WASHINGTON, December 12 (By Maria Young for RIA Novosti) - Will Gilmer is a fourth-generation farmer on the land first developed by his great-grandfather in the US state of Alabama more than a century ago.

“I have an opportunity to step into the family business, and it’ll be mine someday,” he said in an interview with RIA Novosti.

“I’m outside. I get to play with the animals, drive tractors around. I’m living every little boy’s dream,” he said.

But in a nation founded largely by farmers who could feed their communities and live off the fat of the land, there is growing concern about just how viable that dream is today.

The American landscape has changed since the start of the 20th century when roughly 43 percent of the US labor force was comprised of farmers.

Today, that figure is less than three percent.

And with the decline, some fear farmers have lost the strength of their collective voices in the political battles that shape the nation.

“The real indication that we’re losing some of our clout is that generally you used to be able to get lawmakers on both sides to work out things like the Farm Bill, but it’s just not the priority it used to be,” said Gilmer.

Today just 16 percent of Americans live in rural communities, according to the US Department of Agriculture, which means 84 percent of the nation’s elected officials represent people who are not part of the rural landscape and who therefore have limited interest in rural needs.

The 2012 Farm Bill provides for everything from food assistance programs to price guarantees for farmers. It passed the US Senate, but is still languishing in the House of Representatives and it remains far from certain that the legislation will be passed before the end of the year.

“Why is it that we don't have a Farm Bill?” asked Secretary of Agriculture Tom Vilsack in a keynote address to a farmer’s convention recently.

“It's the fact that rural America with a shrinking population is becoming less and less relevant to the politics of this country, and we had better recognize that, and we better begin to reverse it.”

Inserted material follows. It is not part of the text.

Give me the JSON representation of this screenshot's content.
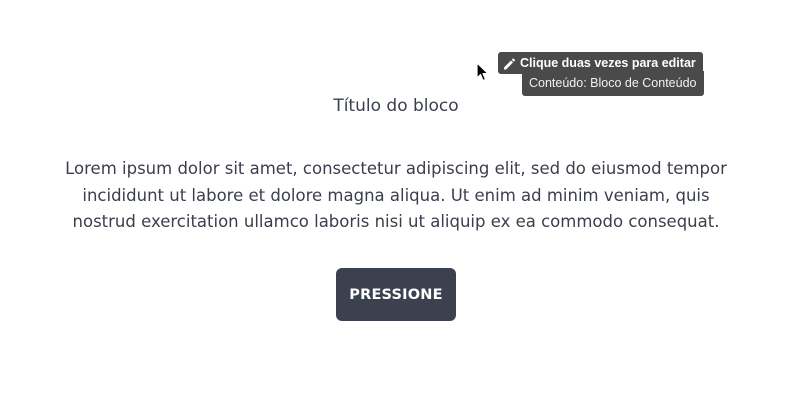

“As a whole, the industry is in as good a shape as it’s ever been,” said Bob Young, Chief Economist with the American Farm Bureau Federation, in an interview with RIA Novosti.

“There’s as many folks in farming and agriculture production today as there was ten years ago.”

But the booming agricultural economy some farmers have seen hasn’t been felt in much of rural America, Vilsack said, in part because recent years have brought an important shift in demographics.

More Americans have moved to metropolitan areas, and those who have stayed behind have not fared as well financially.

“Our poverty rate in rural America is at 17 percent – significantly higher than it is in metro areas,” said Vilsack.

The answer, he said, lies with finding a new attitude in rural America – an attitude that is attractive, more strategic about which political battles to fight, less concerned with divisive details and more unified in its voice as a whole.

“We’ve got something to be proactive about,” Vilsack said. “Let’s spend our time and our resources and our energy doing that. I think if we do, we’re going to have a lot of young people want to be a part of that future.”

At 33 years of age, Gilmer is a new kind of American farmer: college-educated and social-media savvy, he not only helps run the farm but also runs …a website for the farm. He has a blog. And he’s produced dozens of videos about life on the farm.

“Coming out of college I realized a good portion of the people I was in school with had no idea about agriculture or how they got their food, and coming home I realized we’re just kind of isolated out here and nobody realizes what we do,” he said.

“To me the internet is a good way to get our message out. I can reach a lot more people over the Internet than I can in Lamar County, Alabama.”

Gilmer may be following in his ancestor’s footsteps. But he is also helping to forge a new path into the future.

Part of providing answers for the future, he said, “is putting our story out there and making sure while we’re putting food on other people’s tables, our own kids have food on their tables, too.”